About Ottawa

Ottawa, the modern and cosmopolitan capital of Canada, takes its name from the Algonquin Indian tribe, the Odawa. It is a metropolitan area of about one million people and is located at the confluence of the Ottawa, Rideau, Gatineau rivers and the historic Rideau canal. It is a city of parks, pleasant driveways with bicycle paths, cross-country skiing (in the winter), and of flowers (especially tulips in May). The Parliament buildings stand on a cliff-top overlooking the Ottawa river; highlights here include the "Changing of the Guard" at 10 am and the "Light and Sound" show in the evenings.

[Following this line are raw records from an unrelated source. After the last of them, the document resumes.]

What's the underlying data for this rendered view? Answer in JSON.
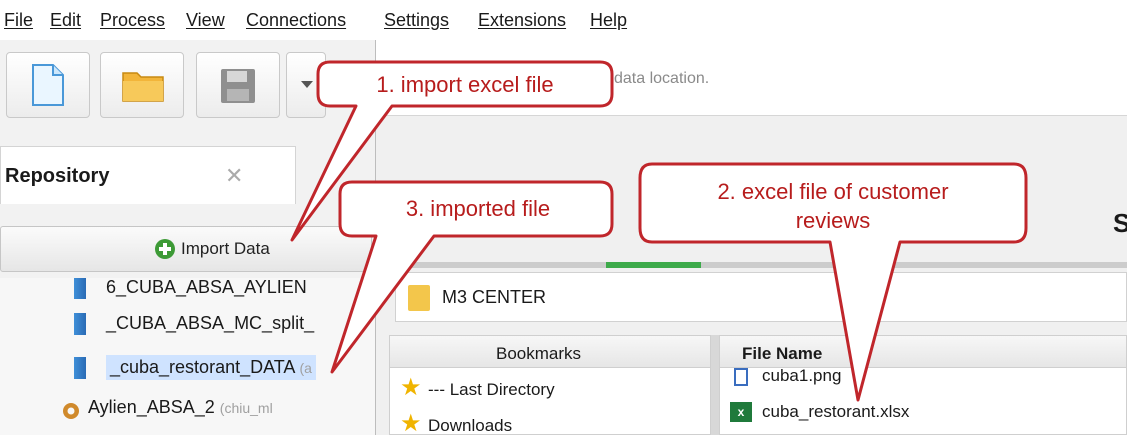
{
  "menu": {
    "items": [
      "File",
      "Edit",
      "Process",
      "View",
      "Connections",
      "Settings",
      "Extensions",
      "Help"
    ]
  },
  "toolbar": {
    "new_icon": "new-document-icon",
    "open_icon": "folder-icon",
    "save_icon": "floppy-disk-icon",
    "dropdown_icon": "chevron-down-icon"
  },
  "repository": {
    "title": "Repository",
    "close": "✕",
    "import_label": "Import Data",
    "items": [
      {
        "label": "6_CUBA_ABSA_AYLIEN",
        "suffix": "",
        "icon": "data-icon"
      },
      {
        "label": "_CUBA_ABSA_MC_split_",
        "suffix": "",
        "icon": "data-icon"
      },
      {
        "label": "_cuba_restorant_DATA",
        "suffix": "(a",
        "icon": "data-icon",
        "selected": true
      },
      {
        "label": "Aylien_ABSA_2",
        "suffix": "(chiu_ml",
        "icon": "gear-icon"
      }
    ]
  },
  "dialog": {
    "hint": "data location.",
    "corner_letter": "S",
    "path": "M3 CENTER",
    "bookmarks_header": "Bookmarks",
    "bookmarks": [
      "--- Last Directory",
      "Downloads"
    ],
    "filename_header": "File Name",
    "files": [
      {
        "name": "cuba1.png",
        "type": "png"
      },
      {
        "name": "cuba_restorant.xlsx",
        "type": "xlsx"
      }
    ],
    "progress_step": 1
  },
  "callouts": [
    {
      "id": "callout-1",
      "text": "1. import excel file"
    },
    {
      "id": "callout-2",
      "lines": [
        "2. excel file of customer",
        "reviews"
      ]
    },
    {
      "id": "callout-3",
      "text": "3. imported file"
    }
  ],
  "colors": {
    "callout_border": "#c0262b",
    "callout_text": "#b71c1c",
    "progress": "#3daa4a",
    "selection": "#cfe3ff"
  }
}
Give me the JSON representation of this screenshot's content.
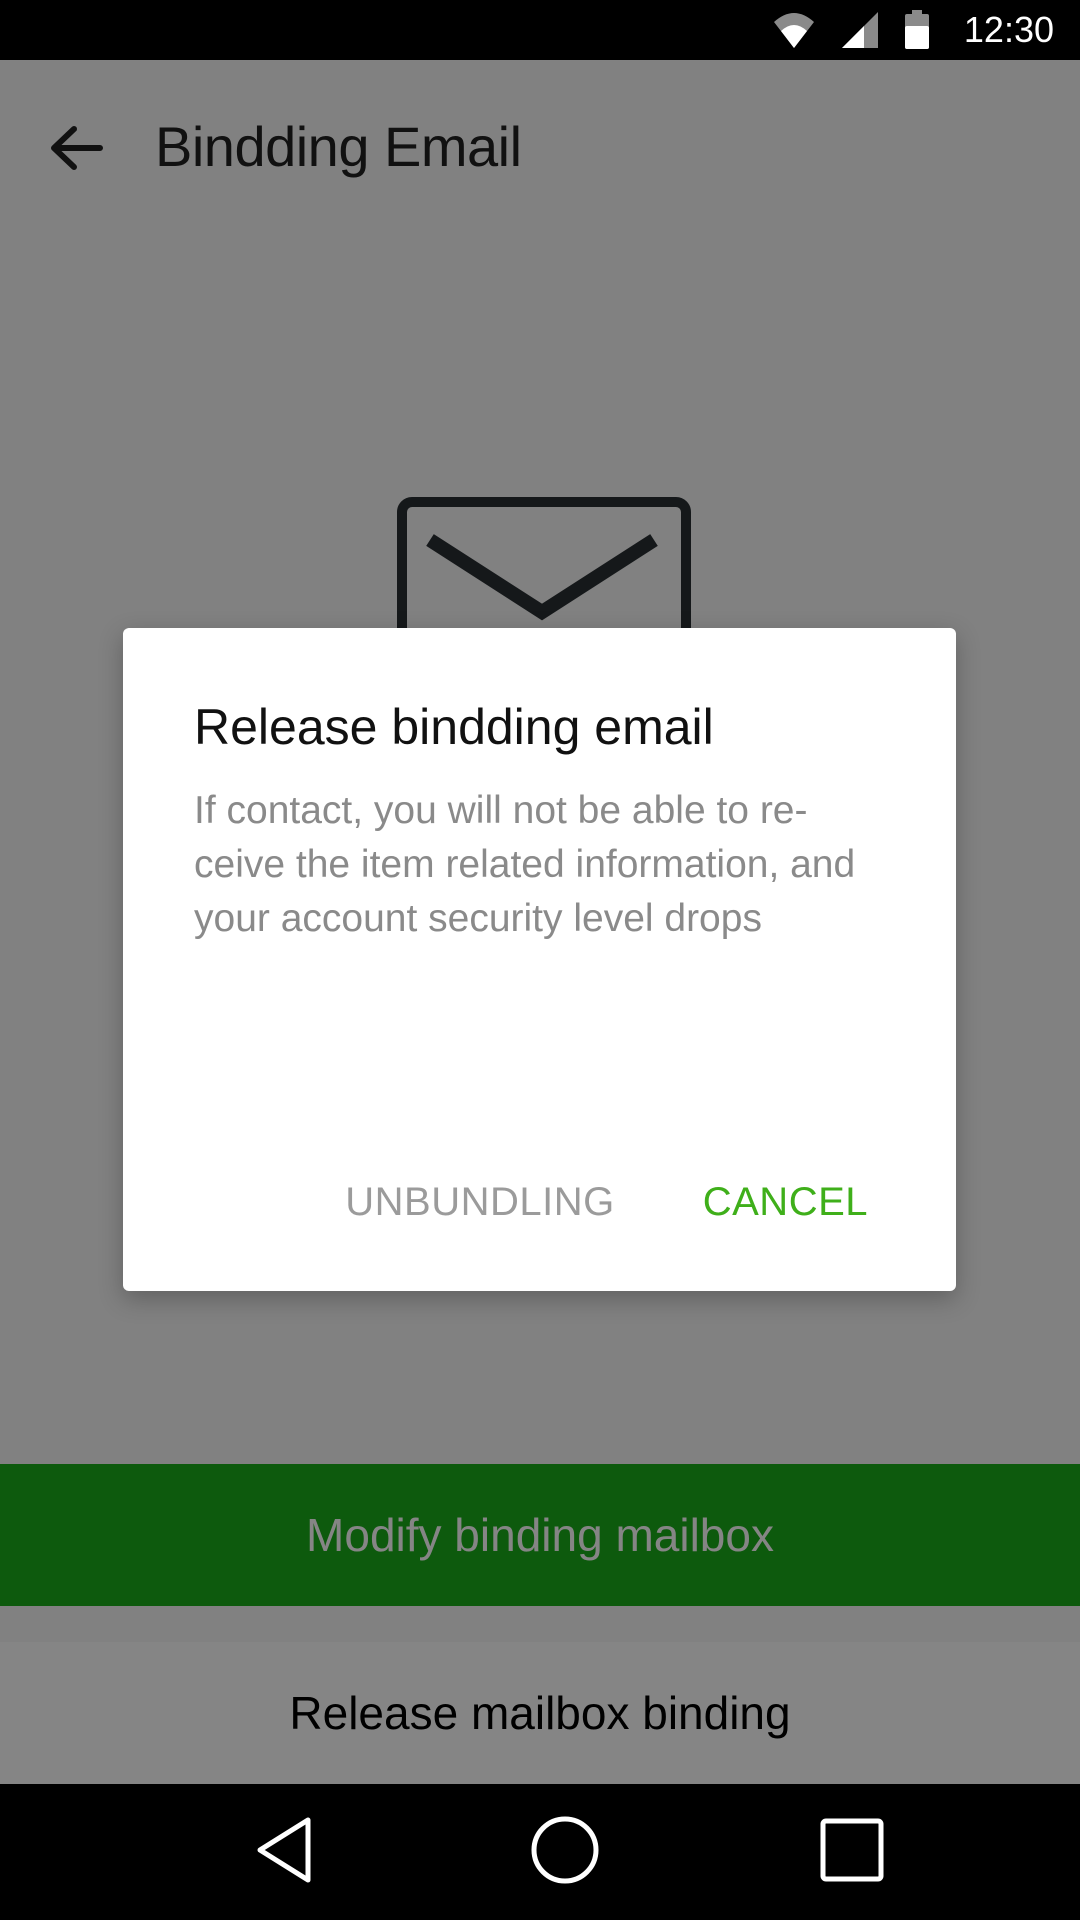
{
  "status_bar": {
    "time": "12:30",
    "icons": [
      "wifi-icon",
      "cell-signal-icon",
      "battery-icon"
    ]
  },
  "app_bar": {
    "title": "Bindding Email",
    "back_icon": "arrow-back-icon"
  },
  "content": {
    "illustration_icon": "mail-check-icon",
    "email_label": "",
    "modify_button": "Modify binding mailbox",
    "release_button": "Release mailbox binding"
  },
  "dialog": {
    "title": "Release bindding email",
    "message": "If contact, you will not be able to re-ceive the item related information, and your account security level drops",
    "actions": {
      "unbundling": "UNBUNDLING",
      "cancel": "CANCEL"
    }
  },
  "nav_bar": {
    "icons": [
      "nav-back-icon",
      "nav-home-icon",
      "nav-recents-icon"
    ]
  },
  "colors": {
    "accent_green": "#1aad19",
    "cancel_green": "#3faf1a",
    "scrim": "rgba(0,0,0,0.48)"
  }
}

Canada's capital boasts one of the finest collections of cultural attractions in the world and no visit would be complete without a visit to at least some of them. Twelve national museums, the best in English and French theaters, the NAC (National Arts Center) orchestra, are among the world's finest. Other attractions include the Supreme Court and the National Library. The city is well-known for its lovely drives beside the river, canal and north into the Gatineau Hills. Much of the Gatineau Park (34 miles NW of Ottawa) is wilderness but parts are devoted to outdoor recreation, including camping, swimming, fishing, and hiking. August in Ottawa is warm (average 25C or 77F) and sunny with cooler evenings and occasional rain possible.